Portorož, 04 June (STA) - The campaign promoting local food has shown results, Agriculture Ministry State Secretary Tanja Strniša told an annual conference of agricultural and food companies in Portorož on Wednesday. The country however continues to import roughly 50% more food than it exports, while exports have even been increasing slowly.

Since the campaign promoting Slovenian food was launched, the share of Slovenians who believe home-grown and locally produced food is of good quality has increased, Strniša said.

Meanwhile economist Aleš Kuhar said that Slovenia exported EUR 960m worth of processed food annually on average, while its imports amount to EUR 1.48m annually. The gap has however narrowed slightly due to an increase in the export of milk, he said.
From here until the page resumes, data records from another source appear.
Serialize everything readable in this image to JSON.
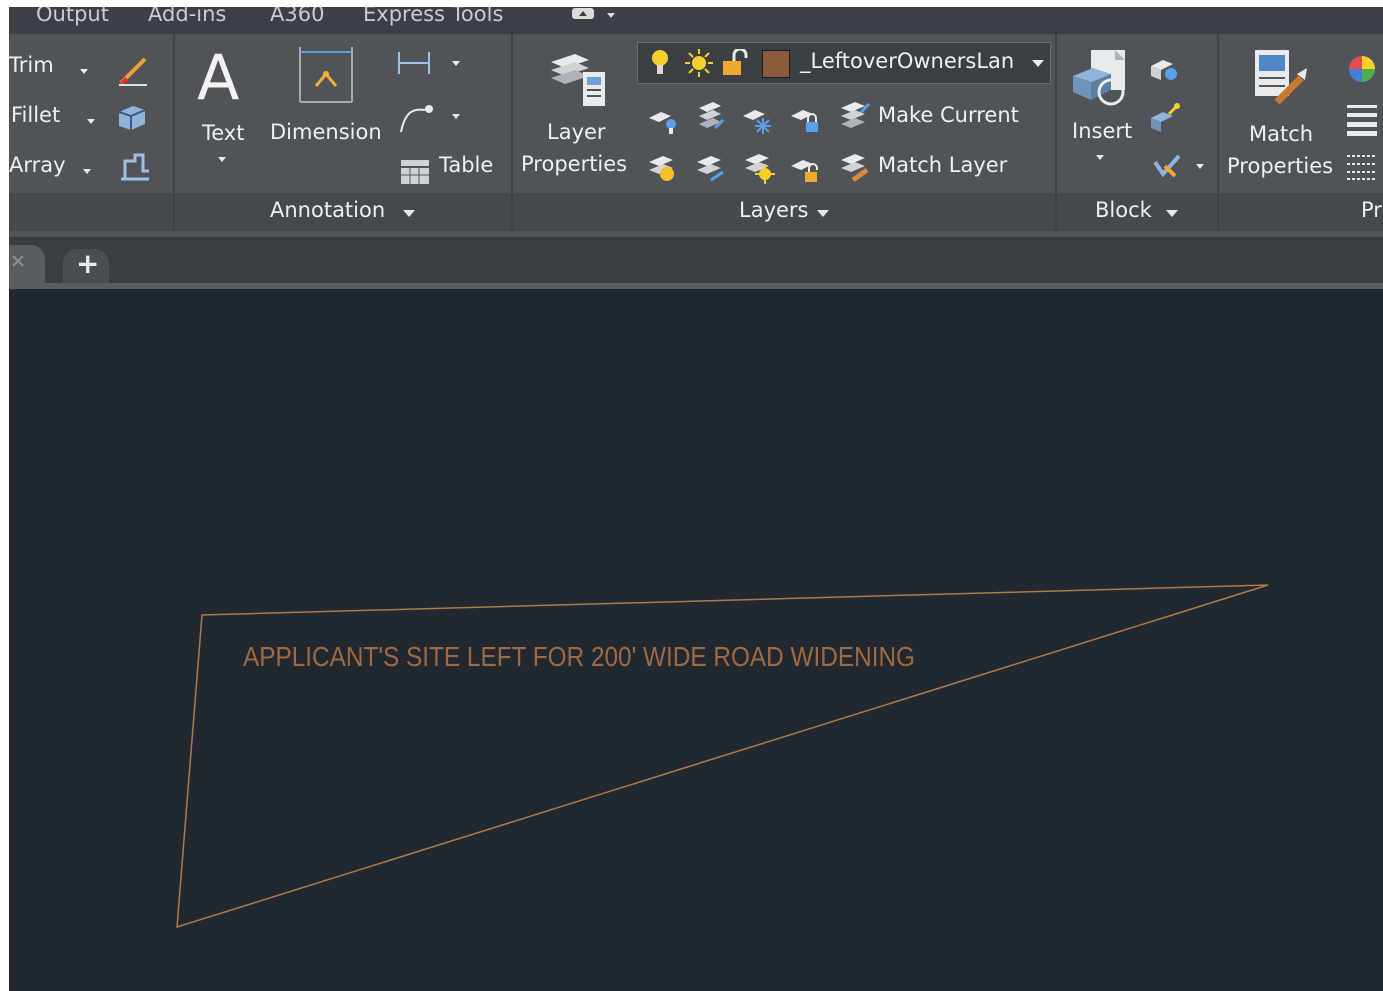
{
  "menu": {
    "tabs": [
      "Output",
      "Add-ins",
      "A360",
      "Express Tools"
    ]
  },
  "modify": {
    "trim": "Trim",
    "fillet": "Fillet",
    "array": "Array"
  },
  "annotation": {
    "text": "Text",
    "dimension": "Dimension",
    "table": "Table",
    "panel_title": "Annotation"
  },
  "layers": {
    "layer_properties_line1": "Layer",
    "layer_properties_line2": "Properties",
    "current_layer": "_LeftoverOwnersLan",
    "layer_color": "#8a5a3c",
    "make_current": "Make Current",
    "match_layer": "Match Layer",
    "panel_title": "Layers"
  },
  "block": {
    "insert": "Insert",
    "panel_title": "Block"
  },
  "properties": {
    "match_line1": "Match",
    "match_line2": "Properties",
    "panel_title_partial": "Pr"
  },
  "tabs": {
    "new_tab_symbol": "+"
  },
  "drawing": {
    "annotation_text": "APPLICANT'S SITE LEFT FOR 200' WIDE ROAD WIDENING",
    "line_color": "#b07a48",
    "background": "#212830"
  }
}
Apart from a small surplus recorded in the trade of milk and dairy products, the country also continues to export more beer than it imports, Kuhar added.

Croatia is the single biggest market for Slovenia's food, followed by Bosnia-Herzegovina and Austria, as well as other countries of the former Yugoslavia, said Kuhar, who believes that sales could be increased in the neighbouring countries if export ties were strengthened.

On the other hand, Germany is on its way to become the biggest importer to Slovenia, mostly due to the discount retailers, many of whom originate from Germany, the economist believes.

Kuhar also said that the price of food in Slovenian stores was slowly but steadily nearing the EU average. At the moment, prices of food in Slovenia are at 91.8% of the EU average.

Touching on the reasons for the relatively high prices, Kuhar believes the high figures cannot be attributed to quality alone. The two most significant reasons are the effects of the specifics in Slovenia's supply chain and the "tax on the small market".

In comparison to neighbouring countries, the biggest difference in food prices is seen between Slovenia and Croatia in meat and meat products.

Kuhar therefore believes that if Slovenia's biggest retailer is indeed sold to its Croatian rival Agrokor, there will be "extreme pressure on [producers to lower the prices of] meat".

The economist moreover expressed concern that Slovenian food companies posted less than EUR 2bn in revenue last year for the first time in 15 years. He said the country's food industry was barely breaking even.